Callie bends to pick up a container of hummus from the ground, searches around for the lid, finds it in the living room of Opal’s dollhouse.

Jane sighs. “Opal can open the fridge on her own now. As you can see.”

“Opes, can I clean your face?”

“I’m a dog! Woof woof!”

“Okay, can you be a good doggy and come here for your doggy bath?” Opal runs to her on all fours and lets Callie swipe a wet paper towel around her mouth, over the hummus-streaked strands of hair that have fallen out of her ponytail, as Opal wriggles and pretends to wag her tail.

“He can’t leave you alone with a three-year-old, Jane. Jesus. What if something happened to her? What if something happened to you? One of you could get hurt and then what?”

“Come on Cal, I don’t need a lecture. He had to run out. It’s quick.”

“What couldn’t wait until I showed up? What was the errand? You could have had me do it on the way.”

They both turn at the sound of Damien pulling in the driveway.

“I can handle it,” Jane says to Callie, a fierce glow to her eyes. Callie can’t help but think of the hospital voicemail again. I was going to leave him. I had a plan.

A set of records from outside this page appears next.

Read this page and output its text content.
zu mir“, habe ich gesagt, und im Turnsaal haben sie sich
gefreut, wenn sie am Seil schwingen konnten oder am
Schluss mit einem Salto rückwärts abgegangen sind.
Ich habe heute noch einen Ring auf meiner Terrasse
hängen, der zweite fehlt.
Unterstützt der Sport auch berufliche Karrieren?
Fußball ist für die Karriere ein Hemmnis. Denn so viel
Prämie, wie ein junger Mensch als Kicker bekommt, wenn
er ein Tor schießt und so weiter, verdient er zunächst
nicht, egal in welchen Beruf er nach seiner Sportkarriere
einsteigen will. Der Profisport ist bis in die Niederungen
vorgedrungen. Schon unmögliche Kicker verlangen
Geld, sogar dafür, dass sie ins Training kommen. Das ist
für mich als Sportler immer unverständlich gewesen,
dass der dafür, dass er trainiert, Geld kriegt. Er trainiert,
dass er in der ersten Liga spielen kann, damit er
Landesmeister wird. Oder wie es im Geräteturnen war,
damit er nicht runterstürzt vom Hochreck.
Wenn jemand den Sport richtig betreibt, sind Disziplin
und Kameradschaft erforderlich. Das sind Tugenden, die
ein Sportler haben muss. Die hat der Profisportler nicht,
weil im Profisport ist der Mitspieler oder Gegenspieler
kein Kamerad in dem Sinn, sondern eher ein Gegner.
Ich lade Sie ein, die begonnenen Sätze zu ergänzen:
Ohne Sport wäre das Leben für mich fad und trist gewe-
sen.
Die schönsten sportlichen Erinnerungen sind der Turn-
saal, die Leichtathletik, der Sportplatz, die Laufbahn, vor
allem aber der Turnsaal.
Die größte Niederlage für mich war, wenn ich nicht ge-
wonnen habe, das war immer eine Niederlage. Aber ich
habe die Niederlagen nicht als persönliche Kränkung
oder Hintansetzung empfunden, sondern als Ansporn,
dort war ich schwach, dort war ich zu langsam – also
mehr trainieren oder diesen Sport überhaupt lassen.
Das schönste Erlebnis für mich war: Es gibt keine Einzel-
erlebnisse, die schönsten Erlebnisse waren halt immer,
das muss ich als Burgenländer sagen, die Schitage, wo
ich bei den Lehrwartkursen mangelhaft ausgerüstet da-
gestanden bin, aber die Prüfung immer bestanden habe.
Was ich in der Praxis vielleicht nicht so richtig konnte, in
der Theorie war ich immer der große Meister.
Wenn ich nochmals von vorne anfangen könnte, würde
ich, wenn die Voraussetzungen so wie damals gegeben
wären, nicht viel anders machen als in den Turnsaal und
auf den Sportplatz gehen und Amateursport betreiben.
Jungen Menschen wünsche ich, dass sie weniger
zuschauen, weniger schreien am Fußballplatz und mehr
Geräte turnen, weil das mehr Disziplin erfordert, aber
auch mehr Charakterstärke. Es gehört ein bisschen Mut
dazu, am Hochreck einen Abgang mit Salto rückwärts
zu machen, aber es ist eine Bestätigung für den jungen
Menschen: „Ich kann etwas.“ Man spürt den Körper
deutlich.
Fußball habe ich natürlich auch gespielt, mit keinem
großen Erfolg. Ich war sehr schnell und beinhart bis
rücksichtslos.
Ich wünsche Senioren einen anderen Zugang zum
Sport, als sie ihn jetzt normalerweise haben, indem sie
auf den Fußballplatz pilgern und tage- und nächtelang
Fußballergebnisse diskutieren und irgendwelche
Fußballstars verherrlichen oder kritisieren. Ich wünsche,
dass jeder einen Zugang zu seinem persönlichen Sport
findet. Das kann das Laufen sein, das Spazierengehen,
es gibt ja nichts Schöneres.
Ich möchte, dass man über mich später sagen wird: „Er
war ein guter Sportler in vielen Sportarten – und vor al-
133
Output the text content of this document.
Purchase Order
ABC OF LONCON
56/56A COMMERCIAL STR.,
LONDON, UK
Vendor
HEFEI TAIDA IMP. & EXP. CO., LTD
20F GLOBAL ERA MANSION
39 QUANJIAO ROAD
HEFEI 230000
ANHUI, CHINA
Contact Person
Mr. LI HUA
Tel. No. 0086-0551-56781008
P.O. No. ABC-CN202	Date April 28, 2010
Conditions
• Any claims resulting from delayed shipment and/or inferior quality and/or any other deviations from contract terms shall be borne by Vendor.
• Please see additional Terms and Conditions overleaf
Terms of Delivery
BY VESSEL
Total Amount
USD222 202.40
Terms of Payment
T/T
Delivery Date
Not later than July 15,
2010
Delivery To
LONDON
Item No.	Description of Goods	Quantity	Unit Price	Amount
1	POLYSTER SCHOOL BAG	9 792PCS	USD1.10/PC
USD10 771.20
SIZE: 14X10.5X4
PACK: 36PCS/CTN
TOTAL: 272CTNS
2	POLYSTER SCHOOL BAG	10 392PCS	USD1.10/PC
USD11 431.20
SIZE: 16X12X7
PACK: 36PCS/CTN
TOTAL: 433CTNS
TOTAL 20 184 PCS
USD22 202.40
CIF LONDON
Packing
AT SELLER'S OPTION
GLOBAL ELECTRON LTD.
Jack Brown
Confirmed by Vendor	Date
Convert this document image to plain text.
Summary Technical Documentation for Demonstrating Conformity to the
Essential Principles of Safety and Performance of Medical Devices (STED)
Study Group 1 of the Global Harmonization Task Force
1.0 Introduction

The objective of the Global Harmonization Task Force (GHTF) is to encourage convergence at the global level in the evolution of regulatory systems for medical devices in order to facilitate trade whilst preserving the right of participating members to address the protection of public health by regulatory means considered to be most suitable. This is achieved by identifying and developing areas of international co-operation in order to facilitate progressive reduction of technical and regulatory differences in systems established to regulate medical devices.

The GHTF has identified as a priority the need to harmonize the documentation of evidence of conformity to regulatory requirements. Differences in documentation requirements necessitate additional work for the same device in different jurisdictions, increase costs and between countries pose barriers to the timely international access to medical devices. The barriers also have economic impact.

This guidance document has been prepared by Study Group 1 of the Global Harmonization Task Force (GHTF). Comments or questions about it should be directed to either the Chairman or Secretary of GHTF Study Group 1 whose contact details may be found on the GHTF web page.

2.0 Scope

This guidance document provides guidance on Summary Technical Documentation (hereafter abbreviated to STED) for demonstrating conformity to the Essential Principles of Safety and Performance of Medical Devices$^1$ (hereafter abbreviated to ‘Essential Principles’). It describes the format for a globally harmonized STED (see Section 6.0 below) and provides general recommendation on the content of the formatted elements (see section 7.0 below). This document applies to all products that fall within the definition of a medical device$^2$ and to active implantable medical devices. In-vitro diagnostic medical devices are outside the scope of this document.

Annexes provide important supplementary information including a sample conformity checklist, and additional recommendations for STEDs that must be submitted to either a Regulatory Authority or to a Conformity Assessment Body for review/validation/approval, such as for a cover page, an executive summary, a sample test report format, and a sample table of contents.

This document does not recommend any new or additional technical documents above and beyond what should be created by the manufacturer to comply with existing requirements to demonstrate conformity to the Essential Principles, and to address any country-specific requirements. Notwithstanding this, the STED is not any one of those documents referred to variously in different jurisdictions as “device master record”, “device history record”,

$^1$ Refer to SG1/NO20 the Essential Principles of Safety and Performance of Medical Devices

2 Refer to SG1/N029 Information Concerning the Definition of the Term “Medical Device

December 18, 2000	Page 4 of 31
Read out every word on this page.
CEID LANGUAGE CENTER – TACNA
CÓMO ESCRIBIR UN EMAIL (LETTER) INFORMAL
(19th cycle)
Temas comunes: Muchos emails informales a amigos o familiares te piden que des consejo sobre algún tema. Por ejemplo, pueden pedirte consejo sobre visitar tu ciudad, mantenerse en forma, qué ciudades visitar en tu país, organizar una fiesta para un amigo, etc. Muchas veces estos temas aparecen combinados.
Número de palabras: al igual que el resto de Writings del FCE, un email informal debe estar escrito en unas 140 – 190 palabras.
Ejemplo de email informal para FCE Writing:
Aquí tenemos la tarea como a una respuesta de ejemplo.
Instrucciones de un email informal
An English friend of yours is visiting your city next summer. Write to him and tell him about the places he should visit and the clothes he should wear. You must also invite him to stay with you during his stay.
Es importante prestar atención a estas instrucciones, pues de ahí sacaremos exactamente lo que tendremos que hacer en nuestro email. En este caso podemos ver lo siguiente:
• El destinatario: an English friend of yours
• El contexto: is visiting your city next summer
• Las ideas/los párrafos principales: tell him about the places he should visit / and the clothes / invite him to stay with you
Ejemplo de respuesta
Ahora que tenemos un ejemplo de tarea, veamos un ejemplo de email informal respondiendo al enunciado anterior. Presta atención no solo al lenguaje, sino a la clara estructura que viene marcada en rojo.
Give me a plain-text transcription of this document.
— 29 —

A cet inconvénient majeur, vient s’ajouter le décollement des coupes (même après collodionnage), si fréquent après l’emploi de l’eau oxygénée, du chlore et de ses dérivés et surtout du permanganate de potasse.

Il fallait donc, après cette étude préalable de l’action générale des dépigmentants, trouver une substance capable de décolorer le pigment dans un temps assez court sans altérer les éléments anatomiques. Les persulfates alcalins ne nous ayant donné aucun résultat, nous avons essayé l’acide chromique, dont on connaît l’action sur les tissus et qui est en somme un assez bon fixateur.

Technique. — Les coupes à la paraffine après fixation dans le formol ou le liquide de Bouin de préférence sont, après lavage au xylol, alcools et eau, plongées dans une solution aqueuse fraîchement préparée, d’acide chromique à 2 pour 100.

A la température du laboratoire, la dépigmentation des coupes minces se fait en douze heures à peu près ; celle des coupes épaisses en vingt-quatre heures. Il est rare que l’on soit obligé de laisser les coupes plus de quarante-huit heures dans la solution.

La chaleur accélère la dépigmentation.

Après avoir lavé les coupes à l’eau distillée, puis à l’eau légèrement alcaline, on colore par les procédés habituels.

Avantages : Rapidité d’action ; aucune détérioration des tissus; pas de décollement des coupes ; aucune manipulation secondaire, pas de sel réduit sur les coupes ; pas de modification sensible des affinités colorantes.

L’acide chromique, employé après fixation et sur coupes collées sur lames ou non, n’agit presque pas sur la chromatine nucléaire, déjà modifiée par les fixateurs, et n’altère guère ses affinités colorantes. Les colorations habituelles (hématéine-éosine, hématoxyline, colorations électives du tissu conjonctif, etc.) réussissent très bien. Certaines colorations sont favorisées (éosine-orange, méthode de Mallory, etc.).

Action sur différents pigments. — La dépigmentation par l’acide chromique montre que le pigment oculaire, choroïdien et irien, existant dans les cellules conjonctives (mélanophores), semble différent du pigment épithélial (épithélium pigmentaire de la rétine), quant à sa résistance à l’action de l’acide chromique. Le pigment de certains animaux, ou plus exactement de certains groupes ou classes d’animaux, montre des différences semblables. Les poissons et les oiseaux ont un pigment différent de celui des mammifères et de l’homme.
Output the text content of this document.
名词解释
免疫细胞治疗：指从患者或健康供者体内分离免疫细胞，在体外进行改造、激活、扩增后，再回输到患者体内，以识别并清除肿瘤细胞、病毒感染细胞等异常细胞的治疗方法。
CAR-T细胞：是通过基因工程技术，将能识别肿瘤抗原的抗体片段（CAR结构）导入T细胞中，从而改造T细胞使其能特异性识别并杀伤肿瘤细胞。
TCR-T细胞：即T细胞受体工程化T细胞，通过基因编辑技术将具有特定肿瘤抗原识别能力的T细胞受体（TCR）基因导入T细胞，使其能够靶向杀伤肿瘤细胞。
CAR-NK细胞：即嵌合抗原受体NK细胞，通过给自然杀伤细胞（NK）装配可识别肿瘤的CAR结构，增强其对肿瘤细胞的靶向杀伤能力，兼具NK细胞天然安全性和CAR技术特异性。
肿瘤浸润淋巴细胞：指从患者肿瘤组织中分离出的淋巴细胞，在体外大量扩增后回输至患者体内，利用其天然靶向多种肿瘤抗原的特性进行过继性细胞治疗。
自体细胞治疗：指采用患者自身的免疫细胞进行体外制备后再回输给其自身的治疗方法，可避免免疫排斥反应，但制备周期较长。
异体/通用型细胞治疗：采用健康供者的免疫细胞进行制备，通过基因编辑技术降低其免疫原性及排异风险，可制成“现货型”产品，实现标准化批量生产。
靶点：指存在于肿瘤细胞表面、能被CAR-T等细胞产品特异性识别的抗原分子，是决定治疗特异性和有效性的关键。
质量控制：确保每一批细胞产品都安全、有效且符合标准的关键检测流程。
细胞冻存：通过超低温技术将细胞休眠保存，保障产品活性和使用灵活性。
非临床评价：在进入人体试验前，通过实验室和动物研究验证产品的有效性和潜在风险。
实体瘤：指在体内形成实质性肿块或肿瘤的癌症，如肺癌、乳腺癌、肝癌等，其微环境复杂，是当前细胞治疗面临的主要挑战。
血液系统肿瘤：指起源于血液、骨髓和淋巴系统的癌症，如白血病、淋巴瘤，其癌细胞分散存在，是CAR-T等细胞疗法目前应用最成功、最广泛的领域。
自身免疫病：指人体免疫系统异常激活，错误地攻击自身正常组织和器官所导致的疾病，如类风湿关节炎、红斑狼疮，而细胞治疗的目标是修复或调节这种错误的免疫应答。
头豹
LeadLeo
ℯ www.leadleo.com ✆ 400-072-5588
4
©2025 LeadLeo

Damien comes through the door empty-handed. So it wasn’t a grocery run, a pharmacy trip. From where Callie’s sitting she can’t tell what about it was so urgent. He aims for nonchalance—“Hey Cal, good to see you”—but he can only meet her eye for a beat before looking away. “Janie, you almost ready?”

“I just want to put some makeup on. God knows physical therapy is the most I get out into the world these days. Gotta make it count.”

“You’ve got to be the hottest patient they’ve got,” Callie says. Now’s not the time to push either of them. And not in front of Opal.

“I don’t know, I think they’ve got some young athletes who’ve torn their ACLs, that kind of thing. I’m just a middle-aged lady hobbling through for an hour.” Callie winces at the term middle-aged. They’re both thirty.

“Jane, stop. You’re still a babe and you know it.”

“Second that,” Damien calls from the kitchen.